SENER Aerospace is leading AURORA, a project funded by the European Union through its Horizon 2020 Space program, to develop self-coding flight software. The ultimate goal is to foster competitiveness, independence, and innovation in the European space sector and to drive its technological advancements. The AURORA project provides a suite of European tools for the development and validation of self-coding flight software, optimizing interoperability and information exchange on the platform. Simplifying the process results in greater solution reliability, significantly shorter software development times, and reduced production costs. Self-coding flight software would have applications in both scientific and commercial missions, including the telecommunications market and the NewSpace sector.
SENER Aerospace is applying its expertise in guidance, navigation, and control programs to AURORA, particularly its AOCS (Attitude and Orbit Control Systems) which it has successfully developed for European Space Agency (ESA) satellites such as Euclid, Herschel & Planck, and NAVIGA, among others. The Polytechnic University of Madrid and two European companies are also participating in AURORA.
The programming code for an AOCS system is generated by applying model-based engineering (MBSE), which simulates different scenarios, conditions, and potential errors, producing various system programs. The next phase involves translating these models into source code, specific to each spacecraft, to create the guidance, navigation, and control (GNC) software. Currently, this process requires exhaustive verification and multiple manual tests, resulting in high costs.
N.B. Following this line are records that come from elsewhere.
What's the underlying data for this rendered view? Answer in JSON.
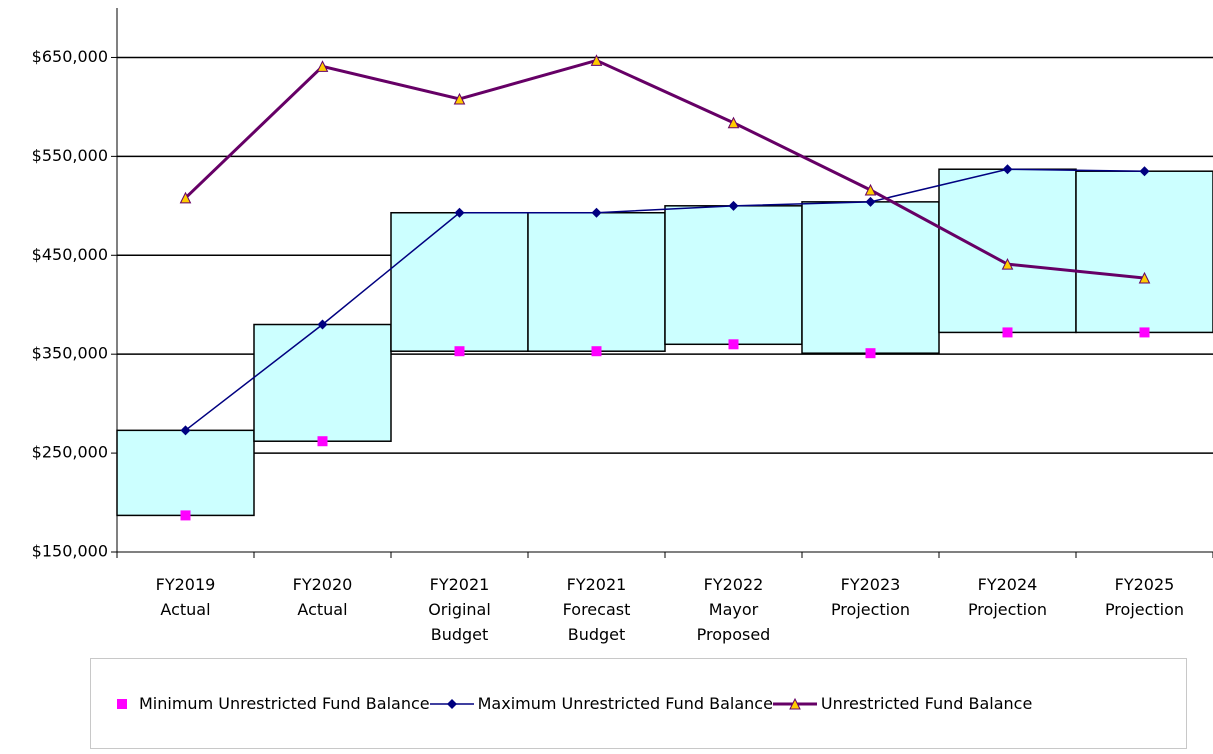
{
  "chart_data": {
    "type": "line",
    "categories": [
      "FY2019 Actual",
      "FY2020 Actual",
      "FY2021 Original Budget",
      "FY2021 Forecast Budget",
      "FY2022 Mayor Proposed",
      "FY2023 Projection",
      "FY2024 Projection",
      "FY2025 Projection"
    ],
    "series": [
      {
        "name": "Minimum Unrestricted Fund Balance",
        "color": "#ff00ff",
        "marker": "square",
        "line": false,
        "values": [
          187000,
          262000,
          353000,
          353000,
          360000,
          351000,
          372000,
          372000
        ]
      },
      {
        "name": "Maximum Unrestricted Fund Balance",
        "color": "#000080",
        "marker": "diamond",
        "line": true,
        "line_width": 1.5,
        "values": [
          273000,
          380000,
          493000,
          493000,
          500000,
          504000,
          537000,
          535000
        ]
      },
      {
        "name": "Unrestricted Fund Balance",
        "color": "#660066",
        "marker": "triangle",
        "marker_fill": "#ffcc00",
        "line": true,
        "line_width": 3,
        "values": [
          508000,
          641000,
          608000,
          647000,
          584000,
          516000,
          441000,
          427000
        ]
      }
    ],
    "up_down_bars": {
      "color": "#ccffff",
      "from_series": 0,
      "to_series": 1
    },
    "ylim": [
      150000,
      700000
    ],
    "yticks": [
      {
        "value": 150000,
        "label": "$150,000"
      },
      {
        "value": 250000,
        "label": "$250,000"
      },
      {
        "value": 350000,
        "label": "$350,000"
      },
      {
        "value": 450000,
        "label": "$450,000"
      },
      {
        "value": 550000,
        "label": "$550,000"
      },
      {
        "value": 650000,
        "label": "$650,000"
      }
    ],
    "grid": true,
    "legend": "bottom"
  }
}
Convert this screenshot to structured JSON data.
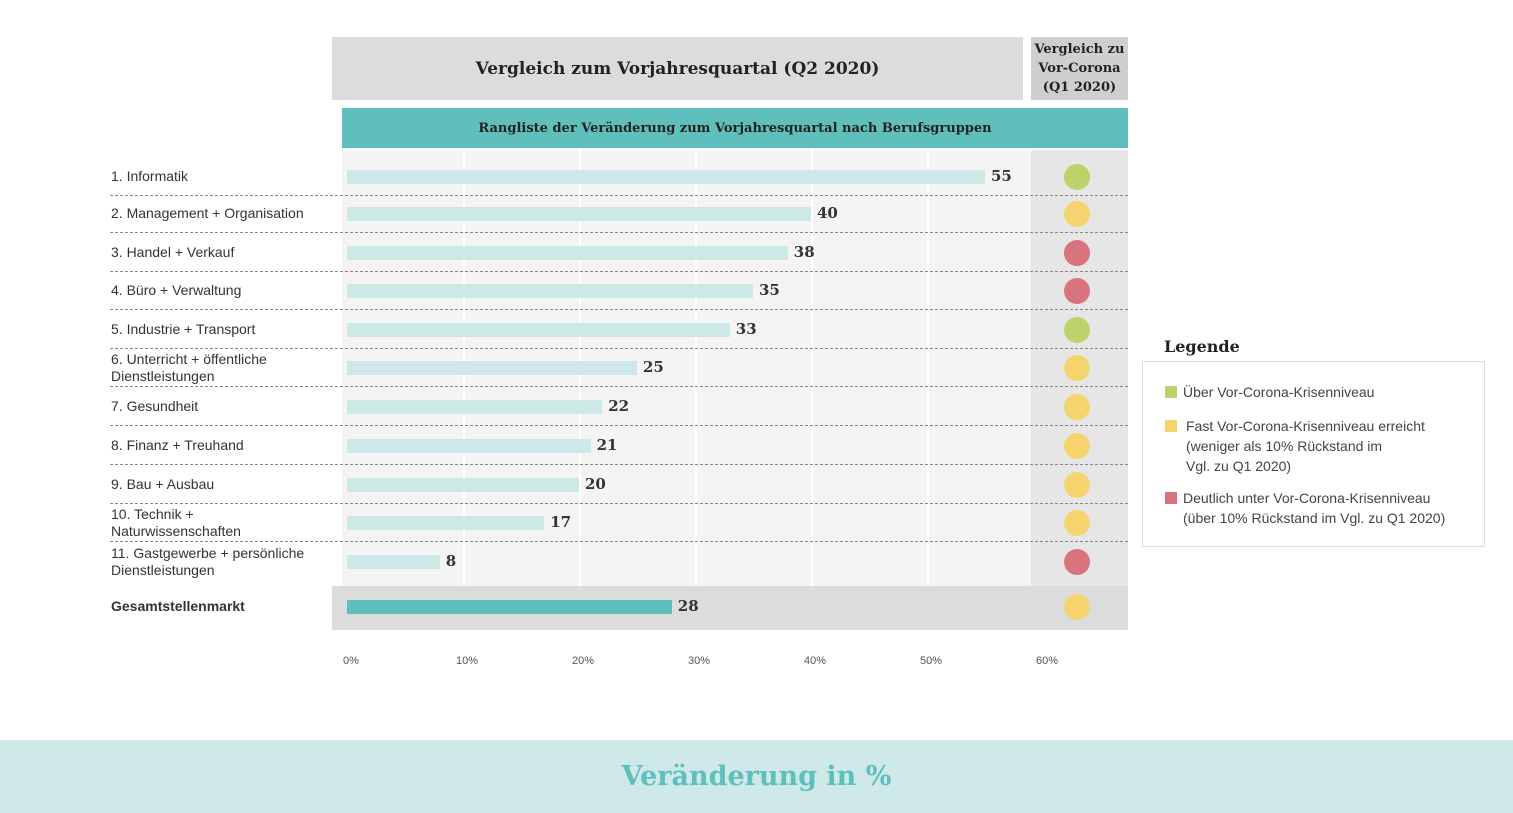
{
  "header": {
    "main": "Vergleich zum Vorjahresquartal (Q2 2020)",
    "side_lines": [
      "Vergleich zu",
      "Vor-Corona",
      "(Q1 2020)"
    ]
  },
  "band": "Rangliste der Veränderung zum Vorjahresquartal nach Berufsgruppen",
  "chart_data": {
    "type": "bar",
    "orientation": "horizontal",
    "title": "Vergleich zum Vorjahresquartal (Q2 2020)",
    "subtitle": "Rangliste der Veränderung zum Vorjahresquartal nach Berufsgruppen",
    "xlabel": "Veränderung in %",
    "xlim": [
      0,
      60
    ],
    "ticks": [
      "0%",
      "10%",
      "20%",
      "30%",
      "40%",
      "50%",
      "60%"
    ],
    "categories": [
      "1. Informatik",
      "2. Management + Organisation",
      "3. Handel + Verkauf",
      "4. Büro + Verwaltung",
      "5. Industrie + Transport",
      "6. Unterricht + öffentliche Dienstleistungen",
      "7. Gesundheit",
      "8. Finanz + Treuhand",
      "9. Bau + Ausbau",
      "10. Technik + Naturwissenschaften",
      "11. Gastgewerbe + persönliche Dienstleistungen",
      "Gesamtstellenmarkt"
    ],
    "values": [
      55,
      40,
      38,
      35,
      33,
      25,
      22,
      21,
      20,
      17,
      8,
      28
    ],
    "status": [
      "green",
      "yellow",
      "red",
      "red",
      "green",
      "yellow",
      "yellow",
      "yellow",
      "yellow",
      "yellow",
      "red",
      "yellow"
    ]
  },
  "colors": {
    "green": "#bcd26a",
    "yellow": "#f5d46e",
    "red": "#d9737d",
    "bar": "#cde9e7",
    "bar_total": "#5fbfbc"
  },
  "legend": {
    "title": "Legende",
    "items": [
      {
        "color": "green",
        "lines": [
          "Über Vor-Corona-Krisenniveau"
        ]
      },
      {
        "color": "yellow",
        "lines": [
          "Fast Vor-Corona-Krisenniveau erreicht",
          "(weniger als 10% Rückstand im",
          "Vgl. zu Q1 2020)"
        ]
      },
      {
        "color": "red",
        "lines": [
          "Deutlich unter Vor-Corona-Krisenniveau",
          "(über 10% Rückstand im Vgl. zu Q1 2020)"
        ]
      }
    ]
  },
  "footer": "Veränderung in %"
}
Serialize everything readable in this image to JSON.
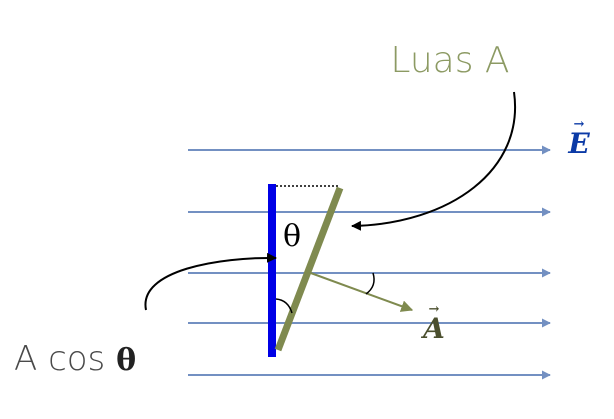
{
  "colors": {
    "field_line": "#7390c2",
    "plate_edge": "#0000e6",
    "plate_tilted": "#7f8a4f",
    "curve": "#000000",
    "e_label": "#0b3aa6",
    "a_label": "#4b4f2e",
    "surface_label": "#8c9a63",
    "projection_label": "#4a4a4a"
  },
  "labels": {
    "surface": "Luas A",
    "field_vector": "E",
    "area_vector": "A",
    "angle": "θ",
    "projection_text": "A cos ",
    "projection_theta": "θ",
    "vector_arrow": "→"
  },
  "icons": {
    "field_line": "arrow-right-icon",
    "pointer": "curved-arrow-icon"
  }
}
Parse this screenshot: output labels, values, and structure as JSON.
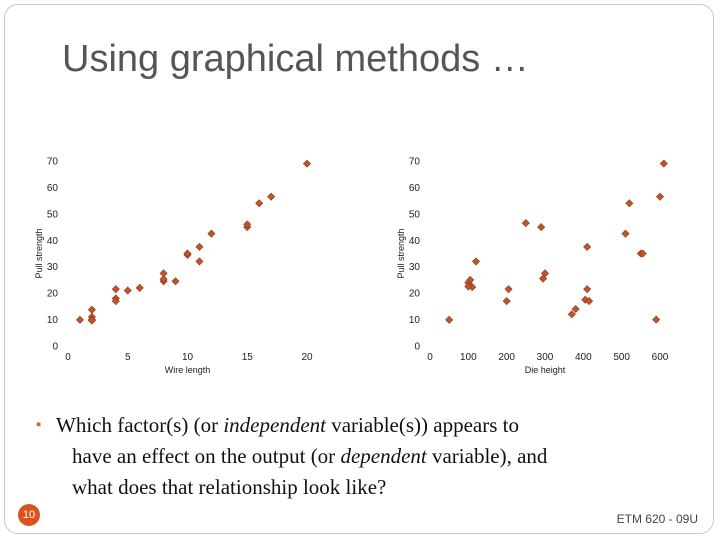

The AURORA solution validates the capabilities of the QGEN tool to transform models into source code integrated directly into the flight software. The technology demonstration is performed by exercising the automated code in AURORA with the already validated and verified results of the self-generated code from the Euclid mission. The demonstration process will utilize the validation and verification test cases designed for the formal Euclid AOCS/GNC campaign, with tests conducted in the actual test environment (MIL, SIL, PIL [open-loop emulator], and HIL [SCOE for open-loop testing]). This approach facilitates technology assessment through a higher Technology Readiness Level (TRL). This means that the most advanced modeling standards and guidelines are applied to the autocoding generation and validation process.
Furthermore, AURORA will ensure the solution's interoperability by specifying component interfaces (APIs) for integrating components, both for hand-coded and auto-generated code. It incorporates innovative solutions such as NASA's core Flight System (cFS).
Supported by a suite of certified tools, AURORA proposes a self-coding flight software lifecycle process and a methodology for specifying, developing, and validating such software. These processes will adhere to the principles of Model-Based Systems Engineering (MBSE), including Component-Based Architecture, Model-Driven Architecture (MDA), and Model-to-Test transformation.
AURORA will conclude with a demonstration of the toolset's feasibility and the reduction of non-recurring costs associated with software generation and verification.